We then compute $R_2$, the sum of ranks for the positive $D_i$. If this sum is large, we expect that the pairs with $X_i>Y_i$ have a larger difference (in absolute values) than those with $X_i<Y_i$ . Under $H_0$, it can be shown that

$$E(R_2)=m(m+1)/4$$

where m is the number of non-zero differences.

Thus the test statistic is a comparison of $R_2$ with the above expected value:

$$W_2=\{\begin{array}{ll}\frac{\left|R_2-\frac{n(n+1)}{4}\right|-\frac{1}{2}}{\sqrt{n(n+1)(2n+1)/24}}& \text{if }{R}_2\ne \frac{n(n+1)}{4}\text{ and no ties}\\ \frac{\left|R_2-\frac{n(n+1)}{4}\right|-\frac{1}{2}}{\sqrt{n(n+1)(2n+1)/\left(24-\frac{{\sum }_{i=1}^g(t_i^3-t_i)}{48}\right)}}& \text{if }{R}_2\ne \frac{n(n+1)}{4}\text{ and ties present}\\ 0& \text{if }{R}_2=\frac{n(n+1)}{4}\end{array}$$

where g denotes the number of tied groups, and $t_i$ refers to the number of differences with the same absolute value in the i-th tied group.

If the number of non-zero $D_i$‘s is at least 16, then the statistic $W_2$ follows a $N(0,1)$ distribution approximately.

Example 7.6 (Heart Rate Before / After Treadmill)

R code

wilcox.test(before, after, paired=TRUE, exact=FALSE)

Python code

wsr_out = stats.wilcoxon(hr_df.baseline, hr_df.after5, 
						correction=True, method='approx')
 
print(f"""Test statistic: {wsr_out.statistic:.3f}.
p-val: {wsr_out.pvalue:.3f}.""")

SAS Output

In this problem, we do not have 16 non-zero $D_i$‘s.
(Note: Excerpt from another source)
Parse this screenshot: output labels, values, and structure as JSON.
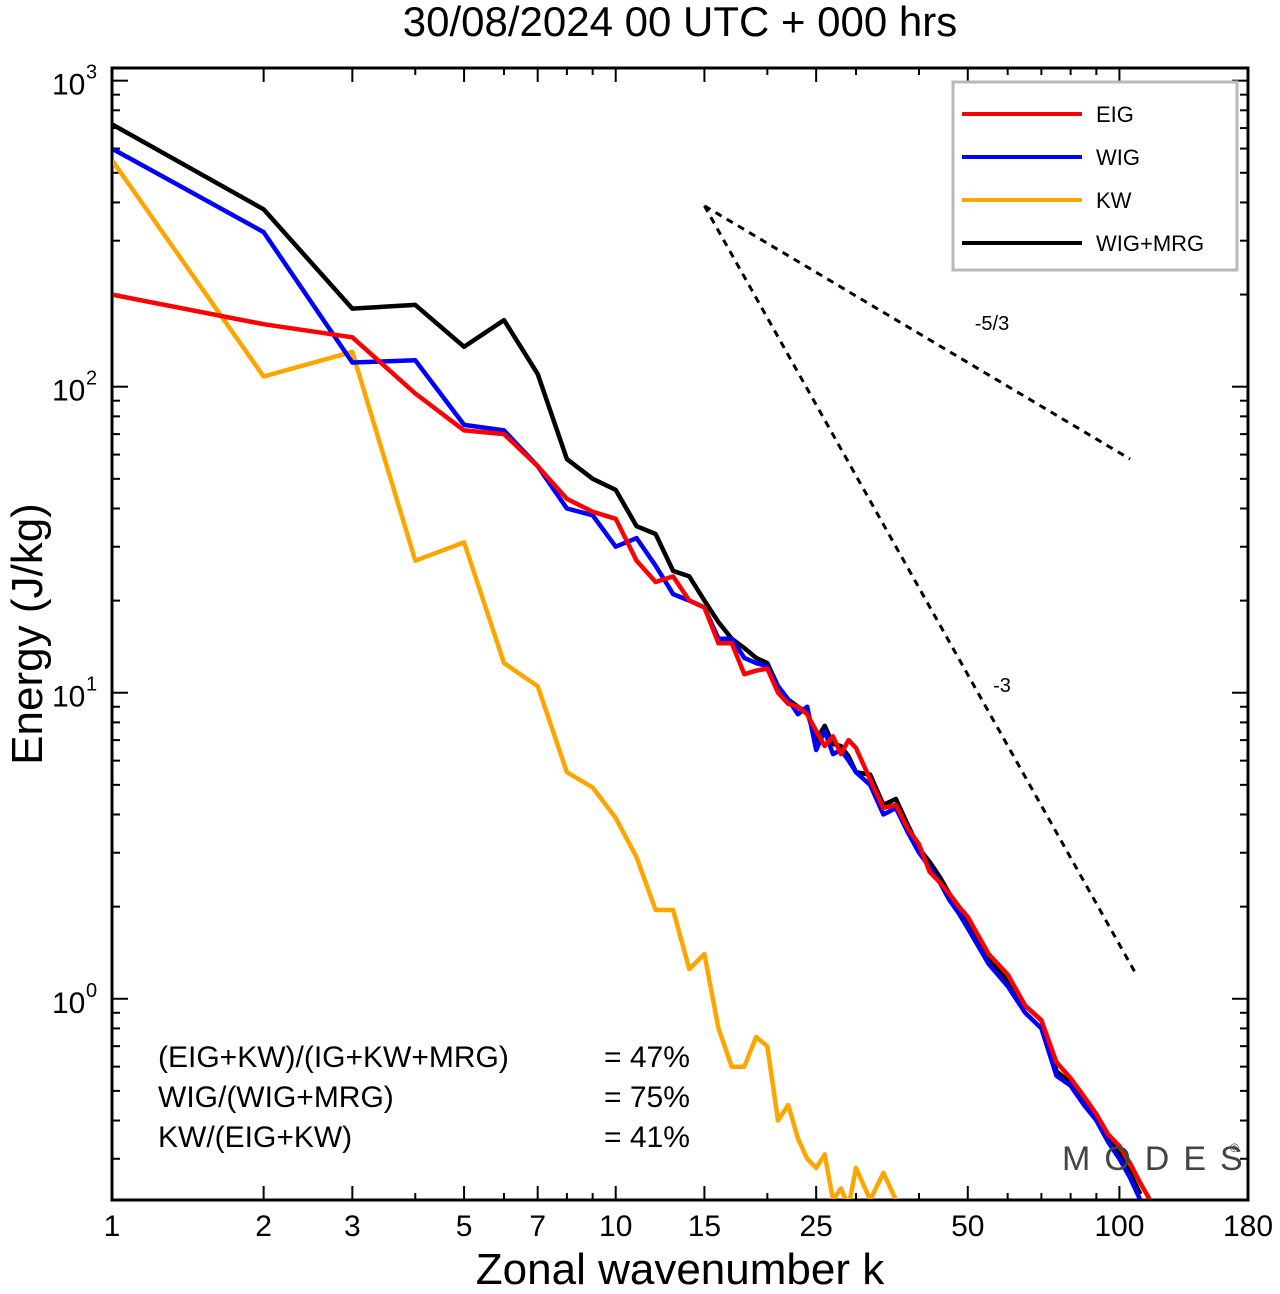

Hence we should in fact be using the “exact” version of the test (R and Python). However, the exact version of the test cannot be used when there are ties.

SAS does indeed use the “exact” version of the test, so that accounts for the difference in p-values. The test statistic in SAS is computed by subtracting $E(R_2)$, but in R and Python this subtraction is not done. To get from test statistic in R (0) to the one in SAS (-39):

$$0-\frac{12(12+1)}{4}=-39$$

In cases like these, we can turn to the bootstrap, or we can use a permutation test.